Digital Humanities Projects by Medievalist Abigail Firey Reach Scholars Across the Globe

Abigail Firey didn’t set out to blaze trails in digital humanities. But that’s exactly what has happened in her quest to get a grasp on the enormous corpus of unpublished manuscripts that are part of her work in medieval canon law.

In this podcast Firey, the Theodore A. Hallam Professor (2017-2019) in the Department of History and a University Research Professor, recalls the chance encounter that changed her trajectory.

“In 2007 a researcher at UK in the Classics Department, Ross Scaife—deeply beloved—ran into me outside the library. And I was telling him about my work, and he said, ‘Have you considered a digital project?’ And I hadn't. And those few words really launched me into thinking about the ways that digital strategies and devices and tools might help us get at these thousands and thousands of manuscripts,” Firey said.

The first digital resource she began, the Carolingian Canon Law Project, gives scholars access to searchable texts of unpublished and unedited medieval manuscripts. Her second digital project, called Scriptorium, displays images of handwritten documents of any era in any language, so that scholars can study evidence scattered across libraries around the world.

“We built Scriptorium to support collaborative research practices. We also designed it to really facilitate rapid, good communication between scholars who may be working in different parts of the world. How do you share your work? How do you show each other the images and talk in real time about what it is you're seeing in them? How do you capture conversations and record ideas so that months, or even years, later, people can go back to them?”

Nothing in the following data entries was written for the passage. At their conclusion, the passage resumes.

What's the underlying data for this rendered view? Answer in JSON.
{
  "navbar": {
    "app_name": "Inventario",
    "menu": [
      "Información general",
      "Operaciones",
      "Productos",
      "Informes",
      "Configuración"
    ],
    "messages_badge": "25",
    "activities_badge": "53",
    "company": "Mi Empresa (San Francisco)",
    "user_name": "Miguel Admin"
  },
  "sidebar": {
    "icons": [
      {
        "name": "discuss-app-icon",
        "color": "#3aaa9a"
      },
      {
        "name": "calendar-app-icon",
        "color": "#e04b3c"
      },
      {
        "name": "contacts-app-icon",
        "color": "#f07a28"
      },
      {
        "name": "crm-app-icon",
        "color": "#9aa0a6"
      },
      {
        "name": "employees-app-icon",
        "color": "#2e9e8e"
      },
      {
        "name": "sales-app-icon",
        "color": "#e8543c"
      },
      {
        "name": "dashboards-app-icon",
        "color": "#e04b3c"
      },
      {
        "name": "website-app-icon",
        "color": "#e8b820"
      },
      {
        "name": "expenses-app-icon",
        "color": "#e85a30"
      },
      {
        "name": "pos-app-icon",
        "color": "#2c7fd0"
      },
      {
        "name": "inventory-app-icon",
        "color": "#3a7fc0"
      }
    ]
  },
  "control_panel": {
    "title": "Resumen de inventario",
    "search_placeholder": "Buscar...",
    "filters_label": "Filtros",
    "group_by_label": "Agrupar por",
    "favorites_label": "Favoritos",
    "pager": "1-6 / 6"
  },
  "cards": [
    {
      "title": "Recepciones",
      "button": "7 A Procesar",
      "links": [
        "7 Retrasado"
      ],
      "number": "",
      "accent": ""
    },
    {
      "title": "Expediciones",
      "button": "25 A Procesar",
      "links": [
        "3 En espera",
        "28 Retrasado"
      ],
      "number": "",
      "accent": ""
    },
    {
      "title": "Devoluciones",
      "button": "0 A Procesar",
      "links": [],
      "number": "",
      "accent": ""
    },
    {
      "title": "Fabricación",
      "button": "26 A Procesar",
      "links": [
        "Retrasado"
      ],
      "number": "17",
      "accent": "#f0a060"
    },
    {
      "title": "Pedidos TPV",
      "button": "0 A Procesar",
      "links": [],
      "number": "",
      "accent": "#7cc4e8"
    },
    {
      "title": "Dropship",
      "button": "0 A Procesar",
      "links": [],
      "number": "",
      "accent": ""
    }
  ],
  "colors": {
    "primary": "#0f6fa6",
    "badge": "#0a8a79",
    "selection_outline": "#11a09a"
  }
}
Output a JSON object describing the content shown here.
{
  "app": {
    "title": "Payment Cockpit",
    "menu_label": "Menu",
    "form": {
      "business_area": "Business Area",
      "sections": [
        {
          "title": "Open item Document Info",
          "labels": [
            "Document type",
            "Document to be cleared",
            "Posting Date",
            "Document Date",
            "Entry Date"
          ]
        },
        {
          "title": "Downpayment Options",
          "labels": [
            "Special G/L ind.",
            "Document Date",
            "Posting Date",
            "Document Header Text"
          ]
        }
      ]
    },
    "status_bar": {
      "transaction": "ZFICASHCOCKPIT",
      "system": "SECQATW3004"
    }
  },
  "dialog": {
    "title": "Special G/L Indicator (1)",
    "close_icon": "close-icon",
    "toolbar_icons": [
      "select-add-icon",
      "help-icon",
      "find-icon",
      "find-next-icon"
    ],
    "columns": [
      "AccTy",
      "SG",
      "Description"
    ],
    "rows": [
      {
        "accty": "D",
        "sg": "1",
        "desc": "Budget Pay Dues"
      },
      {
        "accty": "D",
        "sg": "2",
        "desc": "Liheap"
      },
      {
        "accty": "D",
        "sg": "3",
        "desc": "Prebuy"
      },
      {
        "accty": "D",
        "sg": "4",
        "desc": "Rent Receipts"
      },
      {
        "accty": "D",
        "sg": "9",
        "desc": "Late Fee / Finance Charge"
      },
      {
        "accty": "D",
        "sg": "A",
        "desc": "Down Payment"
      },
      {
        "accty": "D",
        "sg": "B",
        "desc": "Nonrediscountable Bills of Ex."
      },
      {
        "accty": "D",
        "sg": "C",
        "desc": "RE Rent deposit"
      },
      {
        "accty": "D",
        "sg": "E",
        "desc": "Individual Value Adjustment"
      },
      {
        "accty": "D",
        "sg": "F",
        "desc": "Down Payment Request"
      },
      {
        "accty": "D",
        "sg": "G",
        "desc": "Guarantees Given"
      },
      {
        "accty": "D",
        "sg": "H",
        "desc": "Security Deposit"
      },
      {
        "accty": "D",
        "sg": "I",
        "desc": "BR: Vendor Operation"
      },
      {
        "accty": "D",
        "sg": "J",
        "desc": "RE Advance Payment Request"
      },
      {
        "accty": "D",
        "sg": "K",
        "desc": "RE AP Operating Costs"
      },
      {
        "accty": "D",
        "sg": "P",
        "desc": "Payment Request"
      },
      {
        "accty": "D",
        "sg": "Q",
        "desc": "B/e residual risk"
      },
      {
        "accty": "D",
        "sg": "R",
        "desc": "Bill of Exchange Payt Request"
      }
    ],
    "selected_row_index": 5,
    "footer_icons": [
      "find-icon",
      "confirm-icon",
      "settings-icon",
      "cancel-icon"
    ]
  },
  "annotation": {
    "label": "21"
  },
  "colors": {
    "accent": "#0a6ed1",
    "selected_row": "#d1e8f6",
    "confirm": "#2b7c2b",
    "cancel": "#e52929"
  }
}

Firey is quick to point out that none of this work would be possible without her collaborators, Noah Adler and Michael Paddock in the College of Arts and Sciences IT unit. She said, “I think of the coders as full collaborators and really value the generosity that they show in learning about something that they don't really need to know about—they’re very generous with their time and their talents. And I see that same generosity just running throughout the university.

“My research at UK has never been hindered or impeded. When I’ve talked to Chairs or Associate Deans of Research, the attitude they bring to those conversations is ‘how can we help you do this?’ And I think that that really shows how UK has not lost sight of the essential academic enterprise. This is a university, and we do what is done at a university, and that’s research and teaching.”